I was privileged to be a part of a conference call with Brian Brady, America’s Mortgage Broker, where he outlined what to expect in the months ahead with Real Estate and the Mortgage Industry.

This is not meant to alarm but to inform so that you can better prepare and know what to anticipate in the Real Estate and Mortgage Lending fields.

Here is what I gleamed from Brian and those that attended. This storm is a category 5 and will have devastating results. Like with any storm, it is vital to prepare and be aware of its approach.

The adjustable loans that were handed out like candy will have all surfaced their ugly heads during this time. This phenomenon is not just prevalent in Sacramento and the surrounding areas but all over the United States and overseas.

This is an ugly time in our history but it will pass. There is wreckage in its path where home owners will be forced to start again and prices of homes will go down, yet again. It is a cleansing of the Real Estate market and Mortgage Lending.

Along with this storm is the Mortgage Melt-down. This storm that is fast approaching our Sacramento Real Estate area, is the repositioning of Mortgage Loans. Fewer home buyers will qualify for loans in the coming year.

Higher FICA score cut offs and no loan exceptions will prevail. Which means, that there will be fewer Home Buyers that will qualify for a loan.

Wallstreet is not buying loans and this effects everyone. You ask, what does this mean to me? Good question.

If you are a Seller, be armed with this information. Don’t sell your house before you get a loan approval to purchase elsewhere. You may find yourself with the new restrictions unable to purchase a replacement home. If you don’t have to sell, then don’t.

Homes for sale must be priced downward, since there will be fewer home buyers who will qualify, otherwise you will not sell. If you want to sell your house, you must be aggressively priced for the “Real Estate market.” Since most home buyers will be unable to obtain full loans, Sellers may need to be creative and carry-back paper.

Home Buyers, it is not the time to sit back and wait, you may find that you are out of the Real Estate market all together. Fewer of you will qualify for a loan. Many loan programs will no longer be in existence and with the credit changes, you may find yourself out of the Real Estate market all together.

For those with stated income, loans will be more expensive even with 720 and higher FICA credit scores. With 115 Mortgage companies out of business so far this year, Wall Street not purchasing loans and tightening of lending practices, many home buyers will not qualify for loans.

The day of 80/20 loans will be fewer and far between and there will be no exceptions.

PMI is deductible for most homeowners, earning less than $100K for loans originated in 2007.  It is likely but not definite that the deductibility will be extended for loans originated next year.  Please check with a Tax Specialist (like a CPA or EA) for a definitive answer.

Also, there is a FHA Reform bill in the House, 1852FHA Reform Bill 5121 that if passed;

  • will increase the current limit on FHA mortgages for higher cost areas
  • revise current condominium requirements
  • make more availability for seniors on reverse mortgages
  • increase loan maturity to 40 years in order to lower home owner payments
  • and give more flexibility in setting down payment requirements.

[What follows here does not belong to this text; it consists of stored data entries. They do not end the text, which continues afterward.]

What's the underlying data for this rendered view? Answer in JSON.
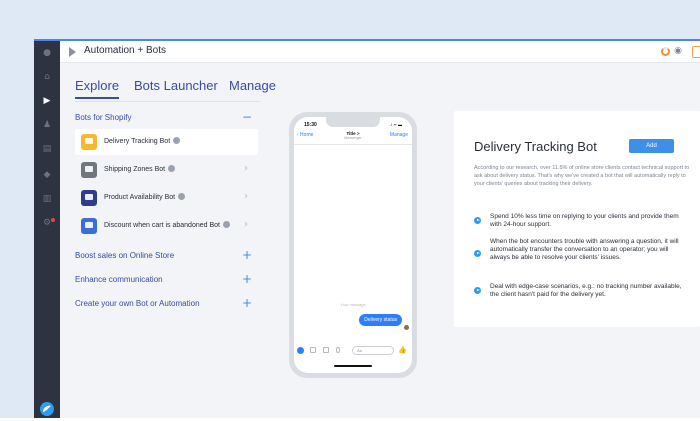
{
  "app": {
    "title": "Automation + Bots"
  },
  "tabs": [
    {
      "label": "Explore",
      "active": true
    },
    {
      "label": "Bots Launcher",
      "active": false
    },
    {
      "label": "Manage",
      "active": false
    }
  ],
  "sections": {
    "shopify": {
      "title": "Bots for Shopify",
      "sign": "−"
    },
    "boost": {
      "title": "Boost sales on Online Store",
      "sign": "+"
    },
    "enhance": {
      "title": "Enhance communication",
      "sign": "+"
    },
    "create": {
      "title": "Create your own Bot or Automation",
      "sign": "+"
    }
  },
  "bots": [
    {
      "label": "Delivery Tracking Bot",
      "icon_color": "#f5b82e",
      "active": true
    },
    {
      "label": "Shipping Zones Bot",
      "icon_color": "#6f7680",
      "active": false
    },
    {
      "label": "Product Availability Bot",
      "icon_color": "#2f3c8a",
      "active": false
    },
    {
      "label": "Discount when cart is abandoned Bot",
      "icon_color": "#3a6fd8",
      "active": false
    }
  ],
  "phone": {
    "time": "15:30",
    "status": "..l ᯤ ▬",
    "home": "‹ Home",
    "title": "Title >",
    "subtitle": "Messenger",
    "manage": "Manage",
    "hint": "Your message",
    "bubble": "Delivery status",
    "input_placeholder": "Aa"
  },
  "card": {
    "title": "Delivery Tracking Bot",
    "add_label": "Add",
    "description": "According to our research, over 11.5% of online store clients contact technical support to ask about delivery status. That's why we've created a bot that will automatically reply to your clients' queries about tracking their delivery.",
    "features": [
      "Spend 10% less time on replying to your clients and provide them with 24-hour support.",
      "When the bot encounters trouble with answering a question, it will automatically transfer the conversation to an operator; you will always be able to resolve your clients' issues.",
      "Deal with edge-case scenarios, e.g.: no tracking number available, the client hasn't paid for the delivery yet."
    ]
  },
  "colors": {
    "accent": "#3d8fe8",
    "nav_text": "#3a4ca0",
    "sidebar": "#2d3340"
  }
}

To sum up, if you are a home buyer thinking of purchasing a house, I would personally get going on this while you can and get qualified with a reputable Lender. With all the tightening of loans, it may become an impossibility or very costly to you the longer you wait.

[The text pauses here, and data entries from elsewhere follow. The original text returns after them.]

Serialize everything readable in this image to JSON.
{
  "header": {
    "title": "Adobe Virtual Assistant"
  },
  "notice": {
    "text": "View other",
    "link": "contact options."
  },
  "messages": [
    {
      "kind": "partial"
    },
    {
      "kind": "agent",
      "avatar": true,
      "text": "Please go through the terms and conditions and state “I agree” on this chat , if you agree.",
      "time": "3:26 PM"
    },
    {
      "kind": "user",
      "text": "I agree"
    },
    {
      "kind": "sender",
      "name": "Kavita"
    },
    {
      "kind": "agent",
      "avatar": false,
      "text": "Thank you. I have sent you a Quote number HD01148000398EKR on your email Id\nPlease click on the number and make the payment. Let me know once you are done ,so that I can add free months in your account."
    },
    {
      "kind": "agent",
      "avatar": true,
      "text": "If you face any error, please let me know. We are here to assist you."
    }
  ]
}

If you are a Seller, make sure that your Realtor gets the Home Buyer Lender approval before accepting any offers on your house. Double check the Lender approval for that Home Buyer. There’s nothing like finding out that the Lender has gone out of business and there is no one to fund the loan. Be diligent.  Keep track of the Mortgage Lenders that have gone out of business at Implode-o-Meter.

The storm is fast approaching!

Realtors, make sure that your Home Buyers have loan approval before taking them out to show houses. No point in wasting your time or theirs. Full underwriting approvals last 60–120 days, make sure your Home Buyers have the documentation letter prior to showing them houses.

For those Homeowners who have an adjustable loan and plenty of equity, you may want to talk to your Lender now, about refinancing out of that adjustable loan. Consult a reputable Lender for advice.

Hang-on tight, if you don’t have sell, don’t. After the storm passes, the Banks will want to see one-year of stabilization and then we may see the Banks ease up a bit.